En attendant la clarification avec la Commission européenne, la DGCCRF applique le droit commun préexistant et notamment la directive européenne relative aux pratiques commerciales trompeuses et agressives. Si la DGCCRF observe des manquements de la part des influenceurs, celle-ci a la possibilité de dresser un procès-verbal pénal qu’elle soumettra au procureur. Il se chargera de statuer sur les sanctions, telles que des amendes. 

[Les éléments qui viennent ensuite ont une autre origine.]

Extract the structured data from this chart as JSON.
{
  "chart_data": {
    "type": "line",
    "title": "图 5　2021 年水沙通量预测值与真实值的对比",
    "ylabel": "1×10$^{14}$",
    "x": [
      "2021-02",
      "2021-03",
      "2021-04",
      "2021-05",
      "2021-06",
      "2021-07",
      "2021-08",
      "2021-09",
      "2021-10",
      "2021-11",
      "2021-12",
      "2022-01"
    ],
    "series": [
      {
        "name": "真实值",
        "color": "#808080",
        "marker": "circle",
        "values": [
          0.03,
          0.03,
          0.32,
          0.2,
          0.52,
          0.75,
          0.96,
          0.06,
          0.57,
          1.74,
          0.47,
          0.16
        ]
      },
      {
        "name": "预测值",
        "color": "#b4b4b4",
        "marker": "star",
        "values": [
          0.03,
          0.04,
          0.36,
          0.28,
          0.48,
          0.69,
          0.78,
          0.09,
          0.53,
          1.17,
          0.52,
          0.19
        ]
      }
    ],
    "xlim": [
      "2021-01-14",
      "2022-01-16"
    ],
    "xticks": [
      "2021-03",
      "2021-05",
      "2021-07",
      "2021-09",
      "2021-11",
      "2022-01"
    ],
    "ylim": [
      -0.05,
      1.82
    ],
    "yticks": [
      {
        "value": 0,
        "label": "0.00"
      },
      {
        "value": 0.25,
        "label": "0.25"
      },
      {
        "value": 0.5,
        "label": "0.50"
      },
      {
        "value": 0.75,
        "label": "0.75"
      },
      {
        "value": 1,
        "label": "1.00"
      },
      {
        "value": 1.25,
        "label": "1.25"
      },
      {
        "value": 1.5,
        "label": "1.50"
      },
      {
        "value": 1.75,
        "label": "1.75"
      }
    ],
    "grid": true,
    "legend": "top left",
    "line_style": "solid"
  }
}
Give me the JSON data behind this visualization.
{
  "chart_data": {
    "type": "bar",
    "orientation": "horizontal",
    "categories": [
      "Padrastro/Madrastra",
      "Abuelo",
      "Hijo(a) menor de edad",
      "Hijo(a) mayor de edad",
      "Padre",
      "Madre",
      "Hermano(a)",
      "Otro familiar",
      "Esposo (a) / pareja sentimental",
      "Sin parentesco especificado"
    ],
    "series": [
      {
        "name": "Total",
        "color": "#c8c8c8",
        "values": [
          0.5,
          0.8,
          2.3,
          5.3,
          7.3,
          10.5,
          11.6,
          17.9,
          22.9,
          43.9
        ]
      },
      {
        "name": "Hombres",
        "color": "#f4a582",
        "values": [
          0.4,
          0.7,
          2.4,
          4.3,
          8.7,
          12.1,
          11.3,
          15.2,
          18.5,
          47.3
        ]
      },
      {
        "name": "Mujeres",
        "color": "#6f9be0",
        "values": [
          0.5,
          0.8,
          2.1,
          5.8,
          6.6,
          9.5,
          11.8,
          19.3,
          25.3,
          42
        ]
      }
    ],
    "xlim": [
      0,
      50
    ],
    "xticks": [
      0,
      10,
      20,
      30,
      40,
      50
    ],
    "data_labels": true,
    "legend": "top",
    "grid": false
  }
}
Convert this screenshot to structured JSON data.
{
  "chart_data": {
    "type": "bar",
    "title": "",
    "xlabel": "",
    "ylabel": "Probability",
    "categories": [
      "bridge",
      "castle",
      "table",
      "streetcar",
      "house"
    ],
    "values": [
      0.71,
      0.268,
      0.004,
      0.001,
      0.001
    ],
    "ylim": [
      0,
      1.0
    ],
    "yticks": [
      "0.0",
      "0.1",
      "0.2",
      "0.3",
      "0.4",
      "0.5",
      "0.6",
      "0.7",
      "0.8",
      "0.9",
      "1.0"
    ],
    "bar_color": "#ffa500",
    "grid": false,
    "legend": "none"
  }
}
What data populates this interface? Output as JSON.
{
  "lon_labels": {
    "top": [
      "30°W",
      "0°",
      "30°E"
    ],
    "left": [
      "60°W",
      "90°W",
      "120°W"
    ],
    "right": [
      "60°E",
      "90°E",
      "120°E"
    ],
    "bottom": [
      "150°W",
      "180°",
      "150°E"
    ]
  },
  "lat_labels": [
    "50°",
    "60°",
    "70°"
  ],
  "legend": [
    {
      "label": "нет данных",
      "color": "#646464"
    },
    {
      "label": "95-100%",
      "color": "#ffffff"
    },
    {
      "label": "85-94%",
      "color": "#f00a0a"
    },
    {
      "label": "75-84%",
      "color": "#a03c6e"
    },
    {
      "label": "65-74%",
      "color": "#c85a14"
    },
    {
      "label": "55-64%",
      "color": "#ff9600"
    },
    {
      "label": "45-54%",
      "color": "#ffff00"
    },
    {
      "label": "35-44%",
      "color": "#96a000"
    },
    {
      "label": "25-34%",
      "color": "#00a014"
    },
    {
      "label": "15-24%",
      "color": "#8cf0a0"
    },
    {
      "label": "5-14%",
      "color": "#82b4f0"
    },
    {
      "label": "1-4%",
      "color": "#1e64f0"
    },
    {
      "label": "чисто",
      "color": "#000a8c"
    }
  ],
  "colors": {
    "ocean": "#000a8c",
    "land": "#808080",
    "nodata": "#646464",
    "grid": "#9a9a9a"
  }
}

Paul-Emmanuel Piel précise que grâce à la loi relative aux influenceurs, la DGCCRF peut engager des « suites correctives », en obligeant l’influenceur à se mettre, le plus rapidement possible, en conformité avec la loi. Si la faute est moins grave, le chef de bureau de la DGCCRF assure que son administration régule au cas par cas et opère avec pédagogie « une sorte de rappel à la loi. Parce que tous les influenceurs ne sont pas les mêmes. »

La DGCCRF dresse son bilan

Paul-Emmanuel Piel se félicite du bilan de son administration. En 2023, la DGCCRF a surveillé 200 influenceurs, dont 47%, à date, « étaient en anomalie » avec la loi. Une trentaine d’avertissements, 60 injonctions et une vingtaine de procès-verbaux pénaux ont été dressés par son administration. Pour les faits les plus graves, la DGCCRF a épinglé des placements de produit feignant des services licites alors qu’ils étaient illicites, tels que les fausses formations du Compte de formation professionnelle et la promotion de compléments alimentaires prétendant soigner le cancer du côlon.

Paul-Emmanuel Piel conclut son intervention en insistant sur le fait que la loi sur l’influence commerciale « a été utile dans le débat public. Il y a eu une vraie prise de conscience des acteurs (…) qui essaient de sensibiliser les influenceurs. Il y a un essaie de comprendre et de respecter la réglementation. » 

Les contours d’une régulation du marché de l’influence sont encore en cours de définition, ce qui n’a pas empêché la création de l’UMICC (l’Union des métiers de l’influence et des créateurs de contenu), en janvier 2023. Il s’agit de la première fédération professionnelle regroupant des agences d’influence, de créateurs de contenu et des influenceurs. Leur objectif affiché : informer les influenceurs sur leurs droits et leurs devoirs en adhérant notamment à une « charte des bonnes pratiques » pour rendre, à terme, le secteur plus responsable.